How to build your savings even when you don’t earn much money 

In case you hadn’t heard, being a millennial sucks. Not only are we destined to work until we die according to this recent Politico report, but we’re also earning less, spending more and doomed to eat avocados forever (a fate worse than death, if you ask me), if stereotypes are anything to go by. As such, the chocolate box future involving white picket fences and bluebirds twittering at the window that Disney promised us is looking less and less likely. After all, this is a post-recession world and we’re all barely living in it.   

It’s not all bad though. Faced with such depressing statistics, the millennial generation has shown much more resilience than it’s often given credit for. We’re generally more self-aware and creatively driven than older generations, meaning we’re finding other ways to save for the future, rather than just relying on the Bank of Mum and Dad.   

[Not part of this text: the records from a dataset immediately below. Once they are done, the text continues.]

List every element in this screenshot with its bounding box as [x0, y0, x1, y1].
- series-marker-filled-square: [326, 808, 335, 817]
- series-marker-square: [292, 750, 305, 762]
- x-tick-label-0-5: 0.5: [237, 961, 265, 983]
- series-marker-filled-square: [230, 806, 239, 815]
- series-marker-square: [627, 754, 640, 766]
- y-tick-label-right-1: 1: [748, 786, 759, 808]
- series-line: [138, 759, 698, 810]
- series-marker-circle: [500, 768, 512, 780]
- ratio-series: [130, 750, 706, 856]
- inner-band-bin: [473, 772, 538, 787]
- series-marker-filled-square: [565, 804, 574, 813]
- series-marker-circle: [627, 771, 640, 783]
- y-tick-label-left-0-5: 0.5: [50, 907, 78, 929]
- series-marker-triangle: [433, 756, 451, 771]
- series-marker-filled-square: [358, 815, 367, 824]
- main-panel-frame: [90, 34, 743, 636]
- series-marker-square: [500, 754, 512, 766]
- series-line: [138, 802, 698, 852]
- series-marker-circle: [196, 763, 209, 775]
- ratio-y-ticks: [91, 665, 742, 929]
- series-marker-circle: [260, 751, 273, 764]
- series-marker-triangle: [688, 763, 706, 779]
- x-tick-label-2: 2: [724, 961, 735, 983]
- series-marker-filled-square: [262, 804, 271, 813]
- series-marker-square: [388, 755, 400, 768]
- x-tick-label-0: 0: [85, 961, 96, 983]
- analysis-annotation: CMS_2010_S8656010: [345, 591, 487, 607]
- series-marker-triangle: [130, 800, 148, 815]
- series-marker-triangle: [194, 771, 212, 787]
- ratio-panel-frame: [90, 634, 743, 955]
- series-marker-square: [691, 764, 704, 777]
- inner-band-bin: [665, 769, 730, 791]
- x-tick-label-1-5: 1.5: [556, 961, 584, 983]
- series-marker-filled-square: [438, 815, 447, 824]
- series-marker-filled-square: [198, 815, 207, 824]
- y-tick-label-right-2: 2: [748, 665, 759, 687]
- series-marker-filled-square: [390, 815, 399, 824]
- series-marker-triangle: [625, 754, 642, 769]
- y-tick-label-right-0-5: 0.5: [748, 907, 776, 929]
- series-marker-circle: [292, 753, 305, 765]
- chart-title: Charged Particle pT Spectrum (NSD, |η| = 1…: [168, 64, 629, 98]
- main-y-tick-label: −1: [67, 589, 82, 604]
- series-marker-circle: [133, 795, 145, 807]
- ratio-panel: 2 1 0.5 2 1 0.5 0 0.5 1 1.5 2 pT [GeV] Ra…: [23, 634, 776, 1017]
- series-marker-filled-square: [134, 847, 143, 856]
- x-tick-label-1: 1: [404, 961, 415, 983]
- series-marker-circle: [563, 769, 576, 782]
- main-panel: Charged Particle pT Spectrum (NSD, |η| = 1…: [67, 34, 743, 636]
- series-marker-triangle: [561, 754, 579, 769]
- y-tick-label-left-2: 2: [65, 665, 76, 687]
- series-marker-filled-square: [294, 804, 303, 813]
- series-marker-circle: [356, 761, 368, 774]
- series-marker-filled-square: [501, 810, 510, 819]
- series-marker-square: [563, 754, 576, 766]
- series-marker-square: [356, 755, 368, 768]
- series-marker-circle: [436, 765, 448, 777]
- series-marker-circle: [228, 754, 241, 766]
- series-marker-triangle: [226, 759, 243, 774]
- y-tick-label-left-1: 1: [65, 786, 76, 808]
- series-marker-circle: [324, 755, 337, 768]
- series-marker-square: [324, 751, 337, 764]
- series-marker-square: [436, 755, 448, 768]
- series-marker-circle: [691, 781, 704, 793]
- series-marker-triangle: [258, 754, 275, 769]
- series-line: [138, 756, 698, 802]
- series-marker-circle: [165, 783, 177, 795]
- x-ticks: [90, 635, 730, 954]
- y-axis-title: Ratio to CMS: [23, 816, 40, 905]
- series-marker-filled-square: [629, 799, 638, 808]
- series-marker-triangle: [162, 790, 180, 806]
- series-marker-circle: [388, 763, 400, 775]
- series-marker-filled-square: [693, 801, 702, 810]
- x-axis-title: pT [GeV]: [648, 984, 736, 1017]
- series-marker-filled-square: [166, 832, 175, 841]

Of course, living in London can feel like a constant attack on our good financial intentions. Between the brunches stopping us from saving for a deposit (apparently), and the astronomical cost of rented accommodation, the money in our bank accounts has become to us what David Beckham has become to the public – far too easy to access, totally unruly, and constantly diminishing. 

Even so, no matter the size of your disposable income, there are still ways to create a nest egg for the future. To help you in your quest to save money, we scoured the net to find the best advice for putting away your extra cash. 

Get your debts under control
First things first, if you’ve got debts, it’s best to pay these off before you do anything else. As the Money Saving Expert points out, ‘the interest on your debts is much higher than the interest earned on your savings’ so if like me, you find that your cash escapes your wallet faster than Houdini could get out of a tricky bind, it might be time to take action. Getting into the habit of budgeting your money is the best way to tackle this and doesn’t have to be painful – initiatives such as the Monzo card can really help, allowing you to create spending limits for different things – such as holidays, eating out, and groceries – and track where your money actually goes.  

Build a cash buffer
Once your debt is under control, you can actually start stockpiling the cash (well, sort of). It may seem impossible to save anything when you’re barely scraping by, but there are ways to put aside a little every month. The Chip app calculates what it can save based on the funds in your account without you really noticing – which seems much less painful than putting away a lump sum at the beginning of the month. Suddenly have to fork out for a gas bill? That’s when you can turn to Chip for that little cash buffer you didn’t even remember you were saving. 

Look into opening an ISA
Sure, ISAs aren’t a terribly sexy way to save your money, but they’re certainly one of the savviest. Under the Conservative government, millennials have been offered the Help to Buy ISA as a way to save for their first home (something that can seem like a distant dream in this day and age). Allowing you to deposit an initial £1,200 and subsequent £200 a month, you can put away as much as £12,000 and receive a government return of 25 percent. This is one of the best returns on an investment you’ll find on the market but, as always, the devil is in the detail – you need to have completed a sale before you can claim that extra three grand. 

Invest in the things you care about
That old adage of ‘making your money work for you’ is a cliché for a reason. Investing – risking money in the hope of a better return – remains one of the quickest ways to grow money. According to recent research, 67 percent of millennials are looking for investments that mirror their values.

As Victor Trokoudes, the CEO and founder of investment app Plum says, ‘many people see investing as an alien topic, but we want it to be available for everybody. When you consider the amount of money that sits in UK bank accounts losing value due to inflation, it’s clear to see that people need easier access to better returns.’ The app, which has recently opened a waitlist for its investment portfolio, allows users to invest as much or as little (even £1) as they like in ventures of their choosing, helping them to grow their money with a clear conscience.  

As Grant Sabatier, founder of Millennial Money points out, ‘we live in a world where people are trying to take both your money and your time.’ As such, saving can often seem like an impossible dream. But by making savvy financial decisions however and wherever you can, you might just get your version of a white picket fence after all.  

 Foundry Fox has gained this information from what it believes to be reliable sources but would always advise you to seek professional advice before making big financial decisions.